Freeman also objects to the conclusion that there was probable cause to search [xxxx] Tranquil Creek. (Obj., ECF No. 72 at 2.) He reiterates the arguments made in the Motion to Suppress that the calls intercepted between Freeman and Murray in October 2013 were stale by the time the warrant was issued in April 2014. (Id. at 2-3.) Freeman argues that the October calls and the March GPS ping are "at best tangentially related and at worst, misleading as to the likelihood that the items sought in the search warrant would be located at the address." (Id. at 3.)
"The standard of review for the sufficiency of an affidavit 'is whether the magistrate had a substantial basis for finding that the affidavit established probable cause to believe that the evidence would be found at the place cited.'" United States v. Greene, 250 F.3d 471, 478 (6th Cir. 2001) (quoting United States v. Davidson, 936 F.2d 856, 859 (6th Cir. 1991)). The affidavit must be judged based on the totality of the circumstances, rather than line-by-line scrutiny. United States v. Johnson, 351 F.3d 254, 258 (6th Cir. 2003)).

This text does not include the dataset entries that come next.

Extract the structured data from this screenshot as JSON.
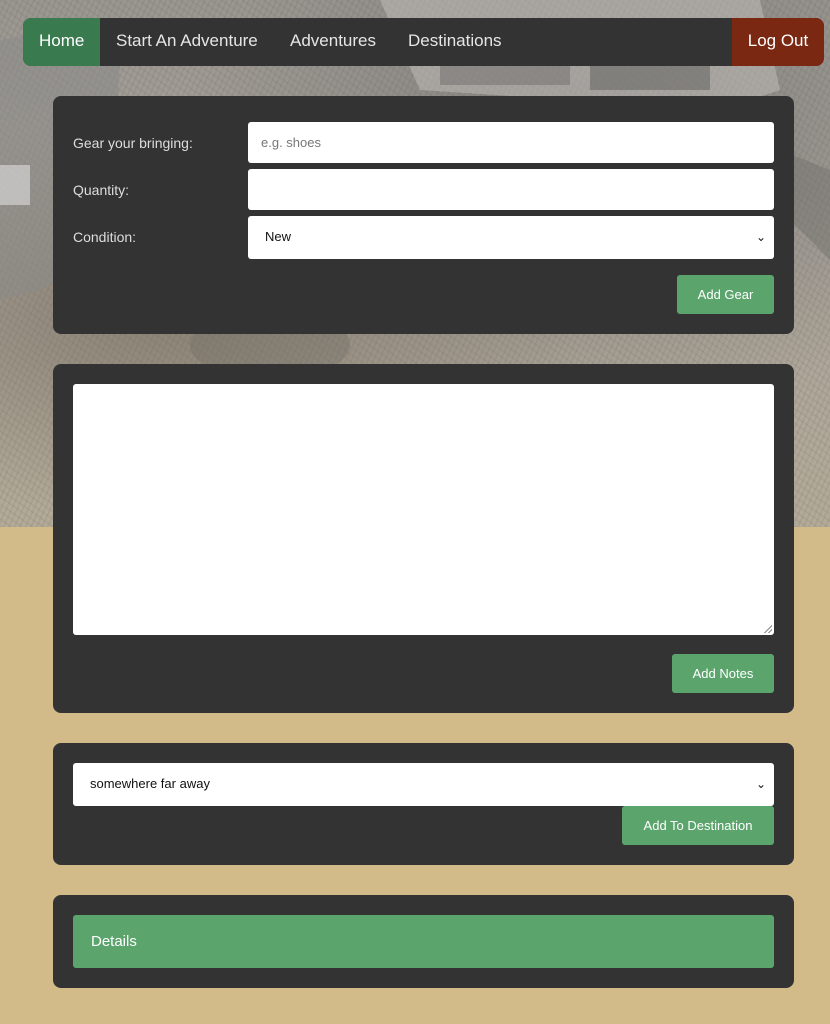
{
  "nav": {
    "home": "Home",
    "start_adventure": "Start An Adventure",
    "adventures": "Adventures",
    "destinations": "Destinations",
    "logout": "Log Out"
  },
  "gear_form": {
    "gear_label": "Gear your bringing:",
    "gear_placeholder": "e.g. shoes",
    "gear_value": "",
    "quantity_label": "Quantity:",
    "quantity_value": "",
    "condition_label": "Condition:",
    "condition_selected": "New",
    "submit_label": "Add Gear"
  },
  "notes_form": {
    "notes_value": "",
    "submit_label": "Add Notes"
  },
  "destination_form": {
    "selected_destination": "somewhere far away",
    "submit_label": "Add To Destination"
  },
  "details": {
    "title": "Details"
  },
  "colors": {
    "panel": "#333333",
    "accent_green": "#5ba56d",
    "home_green": "#3a7a4f",
    "logout_red": "#7b2813",
    "page_tan": "#d2bb88"
  }
}
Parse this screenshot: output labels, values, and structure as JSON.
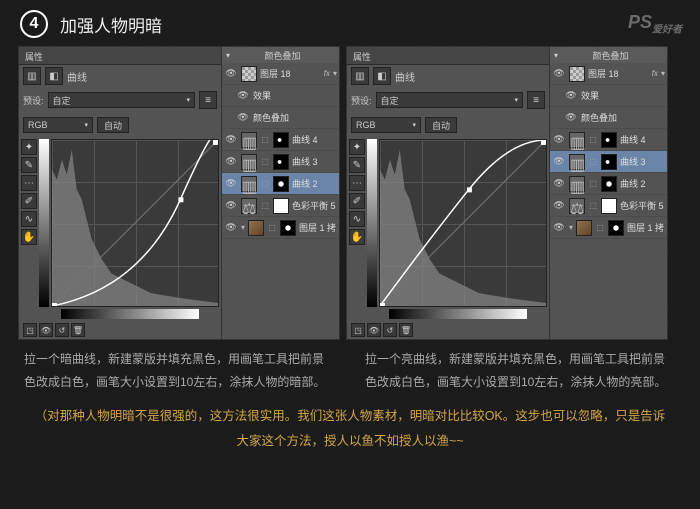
{
  "header": {
    "step": "4",
    "title": "加强人物明暗"
  },
  "watermark": "PS 爱好者",
  "props": {
    "tab": "属性",
    "panel_title": "曲线",
    "preset_label": "预设:",
    "preset_value": "自定",
    "channel": "RGB",
    "auto": "自动"
  },
  "layers": {
    "blend_mode": "颜色叠加",
    "fx_label": "效果",
    "items": [
      {
        "name": "图层 18",
        "fx": "fx"
      },
      {
        "name": "效果",
        "sub": true
      },
      {
        "name": "颜色叠加",
        "sub": true
      },
      {
        "name": "曲线 4"
      },
      {
        "name": "曲线 3"
      },
      {
        "name": "曲线 2",
        "selected_left": true
      },
      {
        "name": "色彩平衡 5"
      },
      {
        "name": "图层 1 拷..."
      }
    ]
  },
  "layers_right": {
    "blend_mode": "颜色叠加",
    "fx_label": "效果",
    "items": [
      {
        "name": "图层 18",
        "fx": "fx"
      },
      {
        "name": "效果",
        "sub": true
      },
      {
        "name": "颜色叠加",
        "sub": true
      },
      {
        "name": "曲线 4"
      },
      {
        "name": "曲线 3",
        "selected_right": true
      },
      {
        "name": "曲线 2"
      },
      {
        "name": "色彩平衡 5"
      },
      {
        "name": "图层 1 拷..."
      }
    ]
  },
  "instructions": {
    "left": "拉一个暗曲线，新建蒙版并填充黑色，用画笔工具把前景色改成白色，画笔大小设置到10左右，涂抹人物的暗部。",
    "right": "拉一个亮曲线，新建蒙版并填充黑色，用画笔工具把前景色改成白色，画笔大小设置到10左右，涂抹人物的亮部。"
  },
  "note": "（对那种人物明暗不是很强的，这方法很实用。我们这张人物素材，明暗对比比较OK。这步也可以忽略，只是告诉大家这个方法，授人以鱼不如授人以渔~~"
}
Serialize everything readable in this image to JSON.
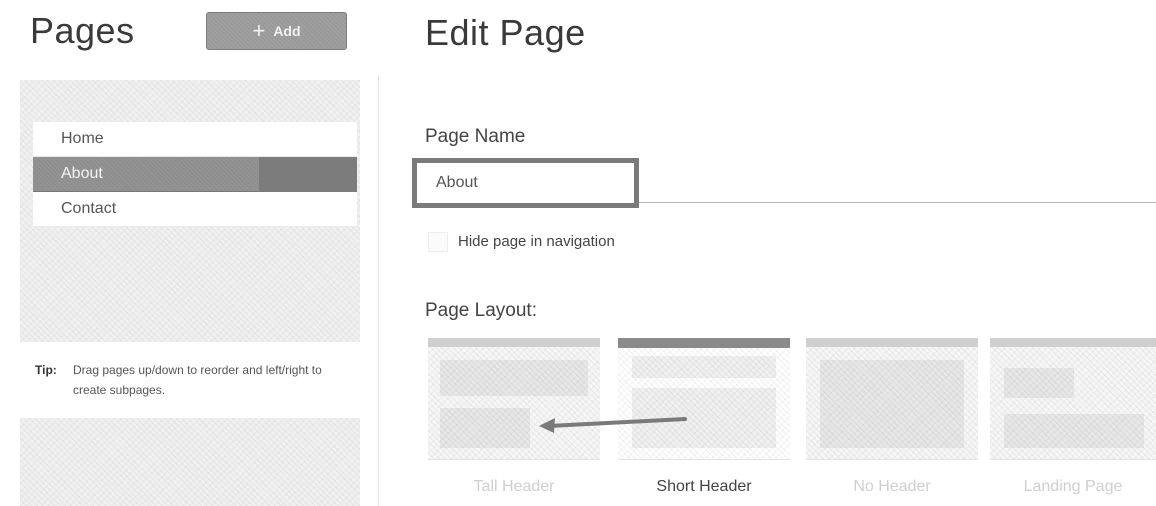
{
  "sidebar": {
    "title": "Pages",
    "add_button": {
      "icon": "plus-icon",
      "label": "Add"
    },
    "pages": [
      {
        "label": "Home",
        "active": false
      },
      {
        "label": "About",
        "active": true
      },
      {
        "label": "Contact",
        "active": false
      }
    ],
    "tip": {
      "label": "Tip:",
      "text": "Drag pages up/down to reorder and left/right to create subpages."
    }
  },
  "editor": {
    "title": "Edit Page",
    "page_name_label": "Page Name",
    "page_name_value": "About",
    "hide_in_nav_label": "Hide page in navigation",
    "hide_in_nav_checked": false,
    "layout_label": "Page Layout:",
    "layouts": [
      {
        "label": "Tall Header",
        "selected": false
      },
      {
        "label": "Short Header",
        "selected": true
      },
      {
        "label": "No Header",
        "selected": false
      },
      {
        "label": "Landing Page",
        "selected": false
      }
    ]
  },
  "colors": {
    "selected_accent": "#8a8a8a",
    "active_item": "#8e8e8e",
    "text": "#444444"
  }
}
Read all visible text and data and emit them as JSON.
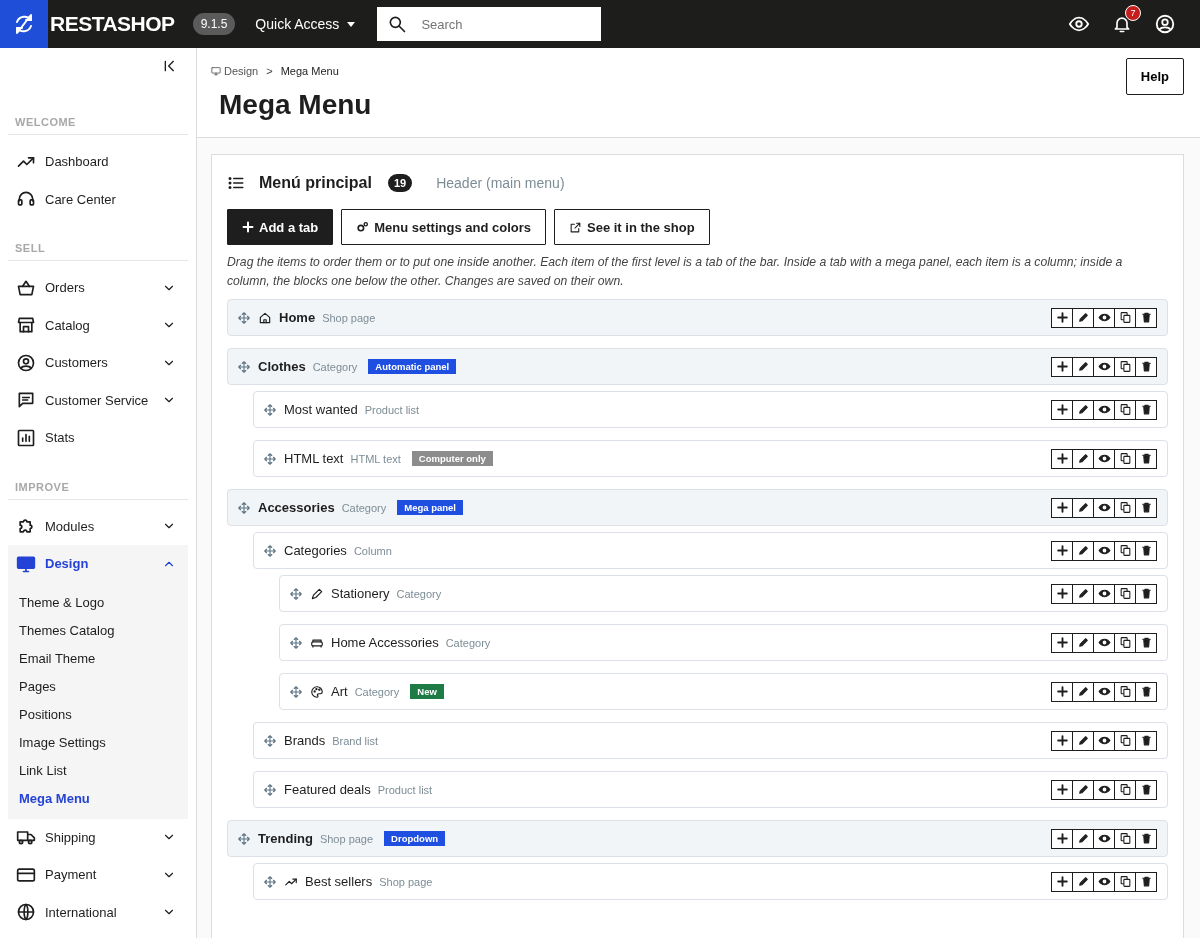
{
  "topbar": {
    "logo": "RESTASHOP",
    "version": "9.1.5",
    "quick_access": "Quick Access",
    "search": {
      "placeholder": "Search"
    },
    "notifications": "7"
  },
  "sidebar": {
    "sections": [
      {
        "title": "WELCOME",
        "items": [
          {
            "label": "Dashboard",
            "kind": "link",
            "selected": false
          },
          {
            "label": "Care Center",
            "kind": "link",
            "selected": false
          }
        ]
      },
      {
        "title": "SELL",
        "items": [
          {
            "label": "Orders",
            "kind": "group",
            "expanded": false,
            "selected": false
          },
          {
            "label": "Catalog",
            "kind": "group",
            "expanded": false,
            "selected": false
          },
          {
            "label": "Customers",
            "kind": "group",
            "expanded": false,
            "selected": false
          },
          {
            "label": "Customer Service",
            "kind": "group",
            "expanded": false,
            "selected": false
          },
          {
            "label": "Stats",
            "kind": "link",
            "selected": false
          }
        ]
      },
      {
        "title": "IMPROVE",
        "items": [
          {
            "label": "Modules",
            "kind": "group",
            "expanded": false,
            "selected": false
          },
          {
            "label": "Design",
            "kind": "group",
            "expanded": true,
            "selected": true,
            "children": [
              {
                "label": "Theme & Logo",
                "selected": false
              },
              {
                "label": "Themes Catalog",
                "selected": false
              },
              {
                "label": "Email Theme",
                "selected": false
              },
              {
                "label": "Pages",
                "selected": false
              },
              {
                "label": "Positions",
                "selected": false
              },
              {
                "label": "Image Settings",
                "selected": false
              },
              {
                "label": "Link List",
                "selected": false
              },
              {
                "label": "Mega Menu",
                "selected": true
              }
            ]
          },
          {
            "label": "Shipping",
            "kind": "group",
            "expanded": false,
            "selected": false
          },
          {
            "label": "Payment",
            "kind": "group",
            "expanded": false,
            "selected": false
          },
          {
            "label": "International",
            "kind": "group",
            "expanded": false,
            "selected": false
          }
        ]
      }
    ]
  },
  "header": {
    "breadcrumb": [
      "Design",
      "Mega Menu"
    ],
    "separator": ">",
    "title": "Mega Menu",
    "help": "Help"
  },
  "menu": {
    "title": "Menú principal",
    "count": "19",
    "location": "Header (main menu)",
    "buttons": [
      {
        "label": "Add a tab",
        "kind": "primary"
      },
      {
        "label": "Menu settings and colors",
        "kind": "settings"
      },
      {
        "label": "See it in the shop",
        "kind": "external"
      }
    ],
    "hint": "Drag the items to order them or to put one inside another. Each item of the first level is a tab of the bar. Inside a tab with a mega panel, each item is a column; inside a column, the blocks one below the other. Changes are saved on their own.",
    "items": [
      {
        "name": "Home",
        "type": "Shop page"
      },
      {
        "name": "Clothes",
        "type": "Category",
        "badge": {
          "label": "Automatic panel",
          "color": "#1f4fe0"
        },
        "children": [
          {
            "name": "Most wanted",
            "type": "Product list"
          },
          {
            "name": "HTML text",
            "type": "HTML text",
            "badge": {
              "label": "Computer only",
              "color": "#8c8c8c"
            }
          }
        ]
      },
      {
        "name": "Accessories",
        "type": "Category",
        "badge": {
          "label": "Mega panel",
          "color": "#1f4fe0"
        },
        "children": [
          {
            "name": "Categories",
            "type": "Column",
            "children": [
              {
                "name": "Stationery",
                "type": "Category"
              },
              {
                "name": "Home Accessories",
                "type": "Category"
              },
              {
                "name": "Art",
                "type": "Category",
                "badge": {
                  "label": "New",
                  "color": "#1e7b45"
                }
              }
            ]
          },
          {
            "name": "Brands",
            "type": "Brand list"
          },
          {
            "name": "Featured deals",
            "type": "Product list"
          }
        ]
      },
      {
        "name": "Trending",
        "type": "Shop page",
        "badge": {
          "label": "Dropdown",
          "color": "#1f4fe0"
        },
        "children": [
          {
            "name": "Best sellers",
            "type": "Shop page"
          }
        ]
      }
    ]
  }
}
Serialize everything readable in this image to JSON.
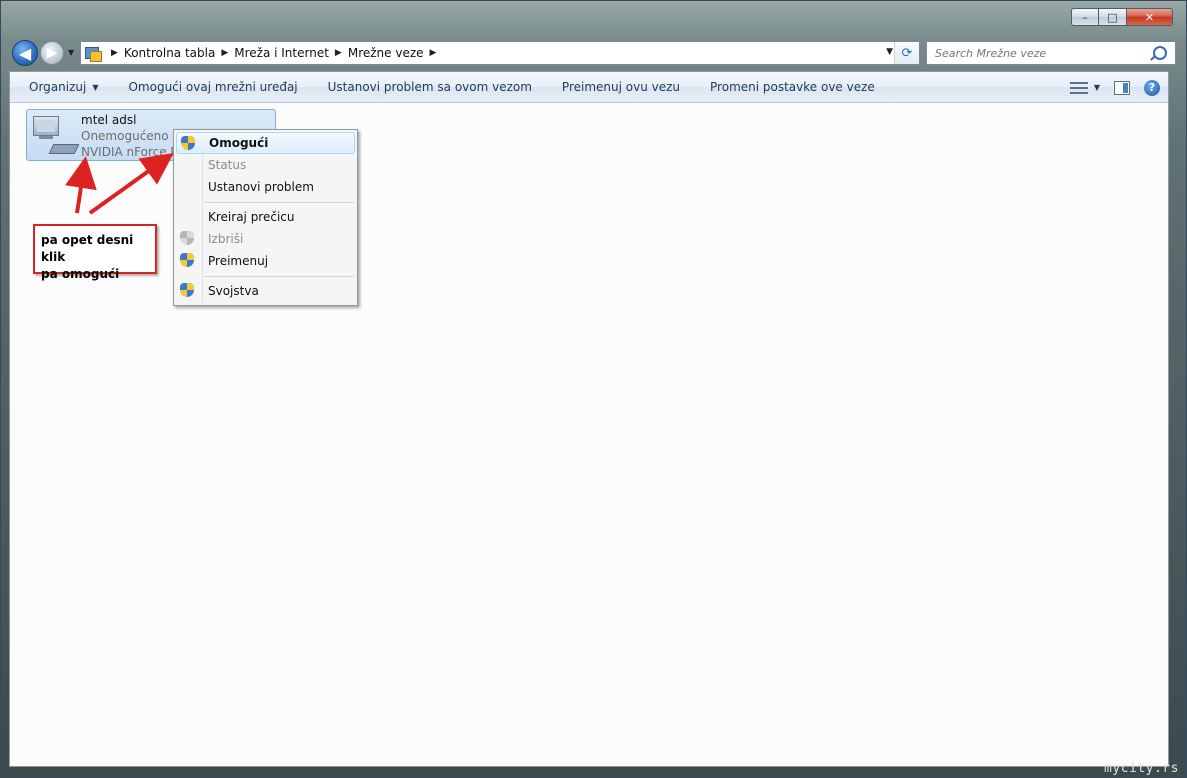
{
  "window": {
    "minimize_symbol": "–",
    "maximize_symbol": "□",
    "close_symbol": "✕"
  },
  "navigation": {
    "back_symbol": "◀",
    "forward_symbol": "▶",
    "breadcrumb": [
      "Kontrolna tabla",
      "Mreža i Internet",
      "Mrežne veze"
    ],
    "search_placeholder": "Search Mrežne veze"
  },
  "toolbar": {
    "buttons": [
      {
        "label": "Organizuj",
        "dropdown": true
      },
      {
        "label": "Omogući ovaj mrežni uređaj"
      },
      {
        "label": "Ustanovi problem sa ovom vezom"
      },
      {
        "label": "Preimenuj ovu vezu"
      },
      {
        "label": "Promeni postavke ove veze"
      }
    ],
    "help_symbol": "?"
  },
  "connection": {
    "name": "mtel adsl",
    "status": "Onemogućeno",
    "device": "NVIDIA nForce Ne"
  },
  "context_menu": {
    "items": [
      {
        "label": "Omogući",
        "icon": "shield-icon",
        "bold": true,
        "disabled": false
      },
      {
        "label": "Status",
        "icon": null,
        "bold": false,
        "disabled": true
      },
      {
        "label": "Ustanovi problem",
        "icon": null,
        "bold": false,
        "disabled": false
      },
      {
        "label": "Kreiraj prečicu",
        "icon": null,
        "bold": false,
        "disabled": false
      },
      {
        "label": "Izbriši",
        "icon": "shield-icon",
        "bold": false,
        "disabled": true
      },
      {
        "label": "Preimenuj",
        "icon": "shield-icon",
        "bold": false,
        "disabled": false
      },
      {
        "label": "Svojstva",
        "icon": "shield-icon",
        "bold": false,
        "disabled": false
      }
    ]
  },
  "annotation": {
    "line1": "pa opet desni klik",
    "line2": "pa omogući",
    "color": "#dd2222"
  },
  "watermark": "mycity.rs"
}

"Whether information is stale in the context of a search warrant turns on several factors, such as 'the character of the crime (chance encounter in the night or regenerating conspiracy?), the criminal (nomadic or entrenched?), the thing to be seized (perishable and easily transferable or of enduring utility to its holder?), [and] the place to be searched (mere criminal forum of convenience or secure operational base?).'" United States v. Brooks, 594 F.3d 488, 493 (6th Cir. 2010)(citations omitted). "In the context of drug crimes, information goes stale very quickly 'because drugs are usually sold and consumed in a prompt fashion.'" Id. (citing United States v. Frechette, 583 F.3d 374, 378 (6th Cir.2009)).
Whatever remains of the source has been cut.